In this work, we depart from this observation and reexamine the role of supervision in continual representation learning. We reckon that additional information, such as human annotations, should not deteriorate the quality of representations. With some research showing that the supervision aspect may even reduce the effectiveness of the learning process, the team has decided to check this hypothesis again with a slightly different approach.

This research was performed by Daniel Marcak, Sebastian Cygert, Tomasz Trzciński, and Bartłomiej Twardowski of IDEAS NCBR, Warsaw University of Technology, Gdańsk University of Technology, Tooploox, the Autonomous University of Barcelona, and the Computer Vision Center. The full paper can be found on Arxiv.  
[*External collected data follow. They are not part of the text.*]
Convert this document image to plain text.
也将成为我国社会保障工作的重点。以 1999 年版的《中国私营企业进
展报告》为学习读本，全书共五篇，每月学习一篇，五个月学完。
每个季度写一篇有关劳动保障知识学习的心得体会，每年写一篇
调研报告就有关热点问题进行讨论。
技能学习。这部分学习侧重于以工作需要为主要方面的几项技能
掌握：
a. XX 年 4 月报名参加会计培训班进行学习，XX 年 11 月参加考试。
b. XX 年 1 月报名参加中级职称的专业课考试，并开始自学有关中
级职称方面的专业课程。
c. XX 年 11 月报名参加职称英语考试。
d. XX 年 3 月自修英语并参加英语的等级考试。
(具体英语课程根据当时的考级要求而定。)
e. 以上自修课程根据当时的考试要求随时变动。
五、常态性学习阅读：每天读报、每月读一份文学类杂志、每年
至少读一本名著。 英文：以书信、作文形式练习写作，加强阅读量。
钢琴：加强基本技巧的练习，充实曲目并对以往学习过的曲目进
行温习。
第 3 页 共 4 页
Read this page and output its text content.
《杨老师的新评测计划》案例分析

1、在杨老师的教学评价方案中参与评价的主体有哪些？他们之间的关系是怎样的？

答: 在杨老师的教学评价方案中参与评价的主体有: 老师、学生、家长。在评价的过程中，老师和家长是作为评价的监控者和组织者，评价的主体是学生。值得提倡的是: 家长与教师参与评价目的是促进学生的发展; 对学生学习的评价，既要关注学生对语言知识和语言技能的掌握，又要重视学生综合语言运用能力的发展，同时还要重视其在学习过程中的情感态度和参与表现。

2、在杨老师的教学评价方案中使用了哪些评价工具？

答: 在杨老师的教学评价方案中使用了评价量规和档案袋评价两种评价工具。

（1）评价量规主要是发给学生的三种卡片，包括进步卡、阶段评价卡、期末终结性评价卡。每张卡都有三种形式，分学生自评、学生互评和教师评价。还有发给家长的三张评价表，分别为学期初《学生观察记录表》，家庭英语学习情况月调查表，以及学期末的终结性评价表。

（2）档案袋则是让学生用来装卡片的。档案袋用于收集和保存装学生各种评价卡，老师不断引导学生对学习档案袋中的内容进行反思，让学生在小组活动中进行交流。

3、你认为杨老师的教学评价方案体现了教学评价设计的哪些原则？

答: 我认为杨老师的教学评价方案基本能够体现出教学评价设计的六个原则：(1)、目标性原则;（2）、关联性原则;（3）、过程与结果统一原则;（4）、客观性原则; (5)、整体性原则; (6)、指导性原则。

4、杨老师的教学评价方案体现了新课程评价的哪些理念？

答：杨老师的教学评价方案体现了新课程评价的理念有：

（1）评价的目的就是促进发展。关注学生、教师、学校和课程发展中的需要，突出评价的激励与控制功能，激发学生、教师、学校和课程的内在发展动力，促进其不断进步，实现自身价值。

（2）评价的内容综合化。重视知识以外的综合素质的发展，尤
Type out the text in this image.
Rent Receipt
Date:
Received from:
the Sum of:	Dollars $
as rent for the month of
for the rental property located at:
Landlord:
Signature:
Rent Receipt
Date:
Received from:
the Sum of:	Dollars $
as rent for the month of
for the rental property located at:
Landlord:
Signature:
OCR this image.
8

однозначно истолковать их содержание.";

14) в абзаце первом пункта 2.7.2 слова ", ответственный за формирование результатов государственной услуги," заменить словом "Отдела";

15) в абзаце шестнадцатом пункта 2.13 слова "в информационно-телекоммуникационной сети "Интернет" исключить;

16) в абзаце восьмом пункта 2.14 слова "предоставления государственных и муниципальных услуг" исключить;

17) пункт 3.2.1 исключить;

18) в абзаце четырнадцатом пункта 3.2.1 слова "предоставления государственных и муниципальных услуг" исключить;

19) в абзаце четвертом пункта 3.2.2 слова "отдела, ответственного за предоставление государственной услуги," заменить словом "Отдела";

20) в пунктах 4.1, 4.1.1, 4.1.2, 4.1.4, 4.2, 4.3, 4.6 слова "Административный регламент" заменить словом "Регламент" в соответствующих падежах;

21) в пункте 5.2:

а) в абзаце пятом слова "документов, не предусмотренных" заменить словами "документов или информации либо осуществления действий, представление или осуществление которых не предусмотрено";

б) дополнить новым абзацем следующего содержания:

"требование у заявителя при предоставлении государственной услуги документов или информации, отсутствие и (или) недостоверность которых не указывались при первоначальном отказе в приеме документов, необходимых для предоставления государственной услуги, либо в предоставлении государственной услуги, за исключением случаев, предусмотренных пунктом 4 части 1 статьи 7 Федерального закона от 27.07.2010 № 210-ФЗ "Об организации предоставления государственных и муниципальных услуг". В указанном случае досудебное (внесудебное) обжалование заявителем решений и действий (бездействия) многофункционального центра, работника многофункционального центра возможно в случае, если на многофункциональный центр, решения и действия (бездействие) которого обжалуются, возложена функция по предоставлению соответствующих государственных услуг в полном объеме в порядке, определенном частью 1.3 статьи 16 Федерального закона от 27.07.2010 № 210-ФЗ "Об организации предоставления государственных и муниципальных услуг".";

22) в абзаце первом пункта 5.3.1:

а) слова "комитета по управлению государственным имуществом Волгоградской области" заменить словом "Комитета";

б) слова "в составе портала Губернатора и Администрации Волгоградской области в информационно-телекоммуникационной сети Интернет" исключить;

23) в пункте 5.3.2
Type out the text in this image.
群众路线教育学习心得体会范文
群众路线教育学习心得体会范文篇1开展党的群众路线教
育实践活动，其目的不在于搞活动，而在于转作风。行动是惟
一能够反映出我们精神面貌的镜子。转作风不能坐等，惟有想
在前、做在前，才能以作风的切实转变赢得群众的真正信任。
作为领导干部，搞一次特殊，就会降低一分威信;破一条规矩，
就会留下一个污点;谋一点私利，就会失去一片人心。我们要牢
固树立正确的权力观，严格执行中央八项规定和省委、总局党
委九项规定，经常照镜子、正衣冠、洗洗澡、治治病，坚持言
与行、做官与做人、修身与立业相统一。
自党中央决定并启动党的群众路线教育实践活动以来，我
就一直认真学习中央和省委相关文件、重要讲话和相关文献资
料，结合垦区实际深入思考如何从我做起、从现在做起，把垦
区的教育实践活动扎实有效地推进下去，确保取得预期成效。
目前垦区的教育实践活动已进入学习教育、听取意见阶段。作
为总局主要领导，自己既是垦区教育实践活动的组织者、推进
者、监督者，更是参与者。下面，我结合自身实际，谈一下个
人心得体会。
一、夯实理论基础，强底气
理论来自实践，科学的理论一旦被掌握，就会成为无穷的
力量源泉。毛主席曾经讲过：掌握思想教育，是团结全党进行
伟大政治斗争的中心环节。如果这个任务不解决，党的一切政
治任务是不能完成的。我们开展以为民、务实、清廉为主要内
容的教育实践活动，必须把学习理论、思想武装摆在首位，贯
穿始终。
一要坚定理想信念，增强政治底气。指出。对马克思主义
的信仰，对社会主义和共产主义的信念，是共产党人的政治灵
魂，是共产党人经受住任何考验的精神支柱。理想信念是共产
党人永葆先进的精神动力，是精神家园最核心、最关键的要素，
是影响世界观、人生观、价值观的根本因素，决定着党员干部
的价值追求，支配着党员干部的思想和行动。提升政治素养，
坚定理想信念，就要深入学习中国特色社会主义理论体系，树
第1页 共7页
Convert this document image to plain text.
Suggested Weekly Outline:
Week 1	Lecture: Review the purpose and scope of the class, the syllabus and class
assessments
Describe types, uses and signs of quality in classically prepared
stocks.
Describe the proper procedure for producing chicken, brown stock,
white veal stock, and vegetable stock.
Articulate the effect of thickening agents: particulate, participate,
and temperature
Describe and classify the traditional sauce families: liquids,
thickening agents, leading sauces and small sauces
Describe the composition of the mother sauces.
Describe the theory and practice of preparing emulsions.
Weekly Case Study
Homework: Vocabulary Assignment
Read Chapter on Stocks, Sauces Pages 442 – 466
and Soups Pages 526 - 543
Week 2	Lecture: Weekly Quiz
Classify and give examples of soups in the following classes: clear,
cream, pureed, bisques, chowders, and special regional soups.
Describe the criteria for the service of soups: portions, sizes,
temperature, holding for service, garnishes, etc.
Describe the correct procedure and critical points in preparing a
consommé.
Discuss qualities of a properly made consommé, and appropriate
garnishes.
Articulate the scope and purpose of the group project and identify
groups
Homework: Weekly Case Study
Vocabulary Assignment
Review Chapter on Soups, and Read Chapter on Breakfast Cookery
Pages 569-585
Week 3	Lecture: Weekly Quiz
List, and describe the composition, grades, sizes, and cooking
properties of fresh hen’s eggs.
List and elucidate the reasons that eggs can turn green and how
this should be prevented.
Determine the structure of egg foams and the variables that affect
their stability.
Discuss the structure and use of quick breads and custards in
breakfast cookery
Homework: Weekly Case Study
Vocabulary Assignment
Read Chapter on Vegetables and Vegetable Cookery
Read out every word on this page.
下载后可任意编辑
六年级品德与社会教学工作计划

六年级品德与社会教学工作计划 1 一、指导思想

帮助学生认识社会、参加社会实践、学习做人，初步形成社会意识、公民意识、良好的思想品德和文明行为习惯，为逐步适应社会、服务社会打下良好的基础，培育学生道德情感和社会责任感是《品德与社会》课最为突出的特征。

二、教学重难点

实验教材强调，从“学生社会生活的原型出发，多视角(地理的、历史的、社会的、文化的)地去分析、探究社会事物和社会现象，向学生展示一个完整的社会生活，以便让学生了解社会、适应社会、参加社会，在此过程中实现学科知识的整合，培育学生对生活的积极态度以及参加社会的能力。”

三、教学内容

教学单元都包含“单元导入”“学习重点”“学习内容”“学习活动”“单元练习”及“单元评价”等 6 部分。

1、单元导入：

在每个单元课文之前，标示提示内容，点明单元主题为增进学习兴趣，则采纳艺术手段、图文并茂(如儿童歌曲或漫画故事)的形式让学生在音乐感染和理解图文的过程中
CAMP: Category Adaptation Meets Projected Distillation in Generalized Continual Category Discovery

Generalized Continual Category Discovery (GCCD) tackles learning from sequentially arriving, partially labeled datasets while uncovering new categories. For example, in a dataset with animals, only cats and dogs are labeled. In this situation, the machine recognizes other animals, yet the labels are proposed internally. The system spots the difference between an elephant and a hamster, yet obviously the labels are generated without a connection to the names of the real entities. 

Traditional methods depend on feature distillation to prevent the forgetting of the old knowledge. However, this strategy restricts the model’s ability to adapt and effectively distinguish new categories. Following the example above – when introducing the category of “elephant” the system loses its capability to recognize either cats and dogs effectively due to the fact that, after the training, every animal now slightly resembles an elephant. 

To address this, we introduce a novel technique integrating a learnable projector with feature distillation, thus enhancing model adaptability without sacrificing past knowledge. The resulting distribution shift of previously learned categories is mitigated with an auxiliary category adaptation network. We demonstrate that while each component offers modest benefits individually, their combination — dubbed CAMP (Category Adaptation Meets Projected distillation) — significantly improves the balance between learning new information and retaining the old. 

This research was performed by Grzegorz Rypeść, Daniel Marczak, Sebastian Cygert, Tomasz Trzciński and Bartłomiej Twardowski of IDEAS NCBR, Warsaw University of Technology, Gdańsk University of Technology, Tooploox, the Autonomous University of Barcelona, and the Computer Vision Center. The full paper can be found on Arxiv

MagMax: Leveraging Model Merging for Seamless Continual Learning

This paper introduces a continual learning approach named MagMax, which utilizes model merging to enable large pre-trained models to continuously learn from new data without forgetting previously acquired knowledge. Distinct from traditional continual learning methods that aim to reduce forgetting during task training, MagMax combines sequential fine-tuning with a maximum magnitude weight selection for effective knowledge integration across tasks. 

The detailed description of the research paper can be found in this blog post about MagMax model merging for continual learning.

Summary

This year’s edition of ECCV will take place in Milan, Italy, with researchers attending from all around the world. The event will start on September 29th and will continue until October 4th.